At admission the factors that led to the hospitalization were identified and included myocardial ischemia, arrhythmias, nonadherence to medications and diet, pneumonia/respiratory process, hypertension, and deteriorating renal status. The study used multivariate analyses for length of stay, in-hospital mortality, 60- to 90-day follow-up mortality, and death/rehospitalization.
* Twenty-nine thousand eight hundred fourteen of 48,612 patients (61.3%) demonstrated precipitating factors, with the most frequent being respiratory/pneumonia (15.3%), ischemia (14.7%), and arrhythmia (13.5%).
* Pneumonia and deteriorating renal function were associated with higher in-hospital deaths, whereas uncontrolled hypertension was associated with lower in-hospital death.
* Ischemia and deteriorating renal function were also associated with a higher risk of follow-up death, whereas uncontrolled hypertension was associated with a lower risk of death or rehospitalization after the hospital discharge.
The authors indicated that because hypertension is more easily addressed in the hospital with close monitoring and medication adjustments, these patients were able to be discharged more easily than those with other clinical presentations.
Implications for Home Care
By identifying and understanding precipitating factors that led to the original hospitalization, home care clinicians may be able to implement interventions that can prevent rehospitalization.

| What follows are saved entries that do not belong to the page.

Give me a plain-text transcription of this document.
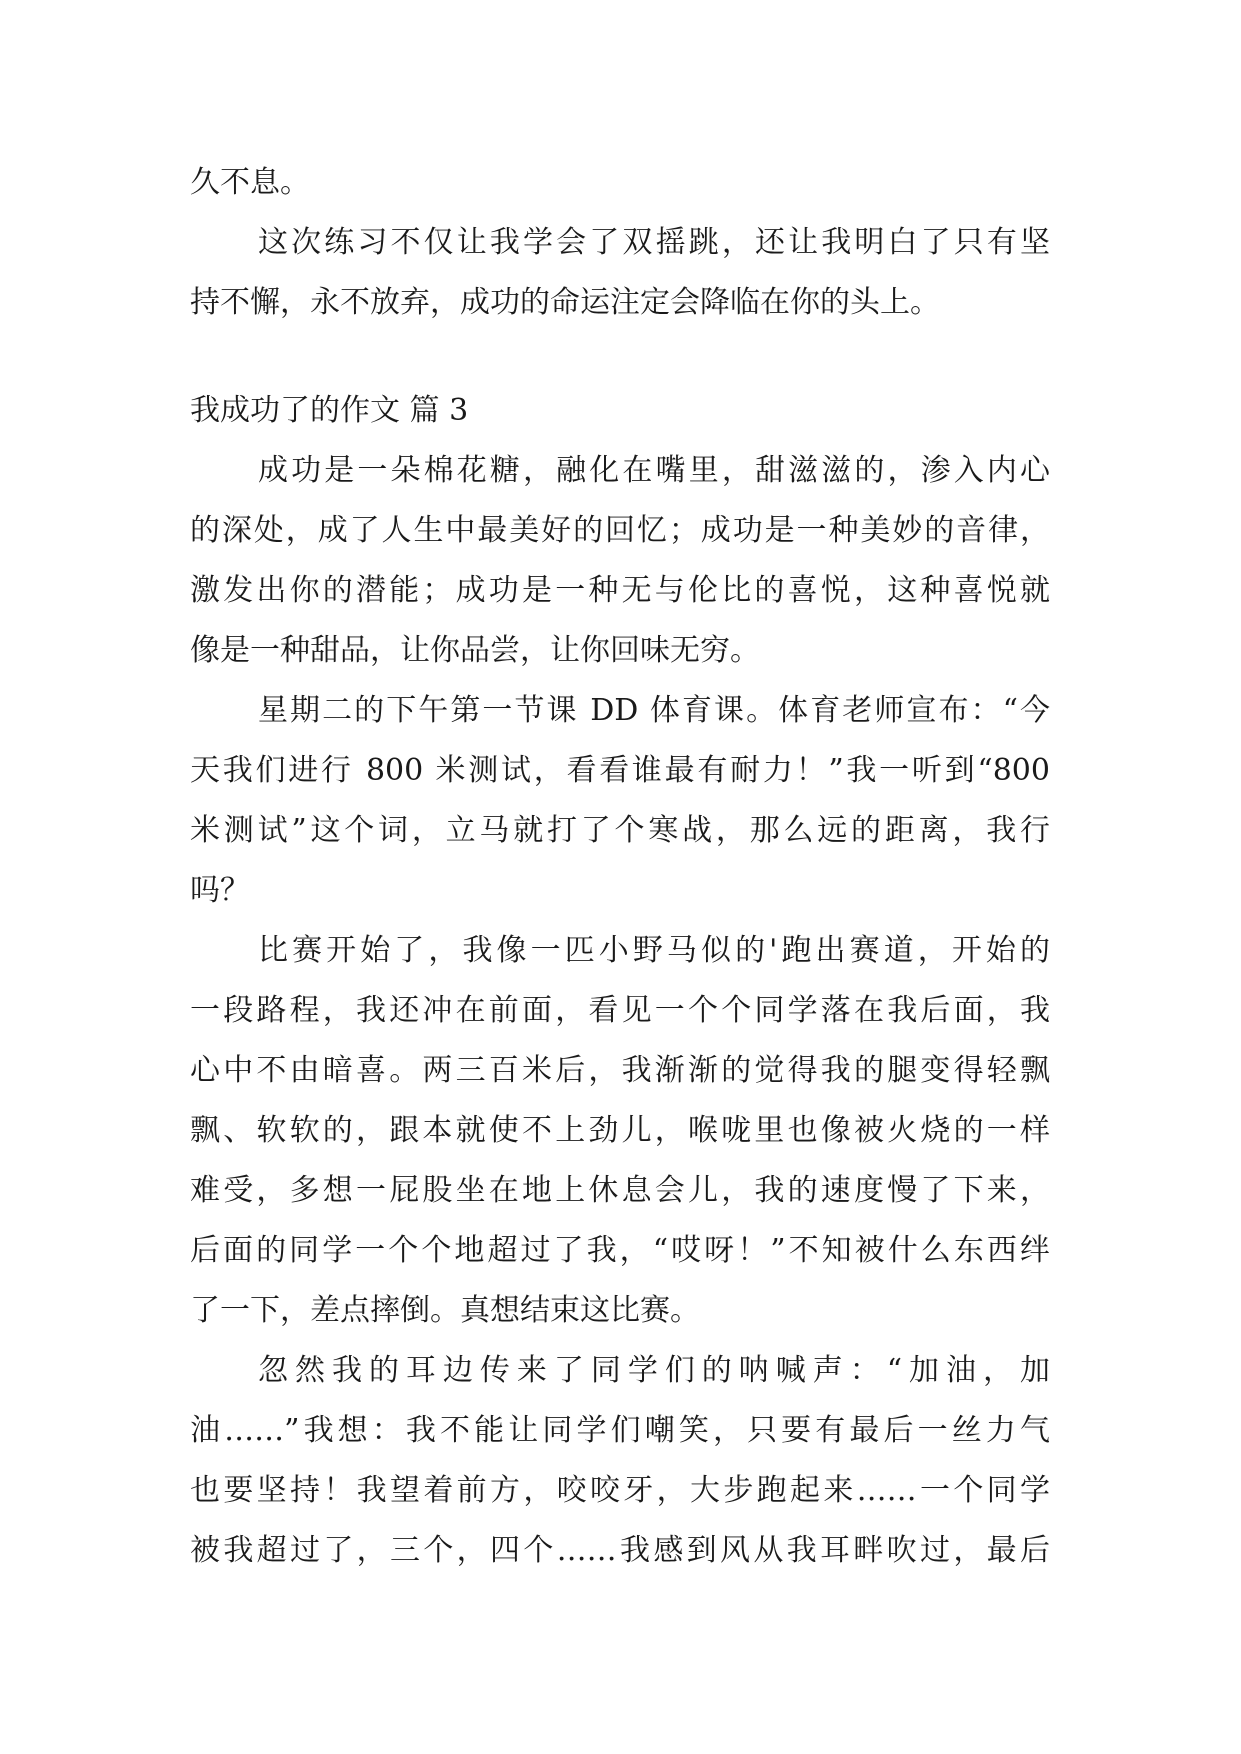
久不息。
这次练习不仅让我学会了双摇跳，还让我明白了只有坚
持不懈，永不放弃，成功的命运注定会降临在你的头上。
我成功了的作文 篇 3
成功是一朵棉花糖，融化在嘴里，甜滋滋的，渗入内心
的深处，成了人生中最美好的回忆；成功是一种美妙的音律，
激发出你的潜能；成功是一种无与伦比的喜悦，这种喜悦就
像是一种甜品，让你品尝，让你回味无穷。
星期二的下午第一节课 DD 体育课。体育老师宣布：“今
天我们进行 800 米测试，看看谁最有耐力！”我一听到“800
米测试”这个词，立马就打了个寒战，那么远的距离，我行
吗？
比赛开始了，我像一匹小野马似的'跑出赛道，开始的
一段路程，我还冲在前面，看见一个个同学落在我后面，我
心中不由暗喜。两三百米后，我渐渐的觉得我的腿变得轻飘
飘、软软的，跟本就使不上劲儿，喉咙里也像被火烧的一样
难受，多想一屁股坐在地上休息会儿，我的速度慢了下来，
后面的同学一个个地超过了我，“哎呀！”不知被什么东西绊
了一下，差点摔倒。真想结束这比赛。
忽然我的耳边传来了同学们的呐喊声：“加油，加
油……”我想：我不能让同学们嘲笑，只要有最后一丝力气
也要坚持！我望着前方，咬咬牙，大步跑起来……一个同学
被我超过了，三个，四个……我感到风从我耳畔吹过，最后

Rigorous influenza and pneumococcal vaccination programs can help address the most common precipitating factor of hospitalization for HF patients—pneumonia/respiratory distress. Monitoring and early identification of deteriorating concomitant conditions is also warranted. HF patients can also be taught self-management strategies such as daily monitoring of blood pressure and daily weights, which can continue to warn of precipitating factors even after the patients are discharged from home care.
© 2010 Lippincott Williams & Wilkins, Inc.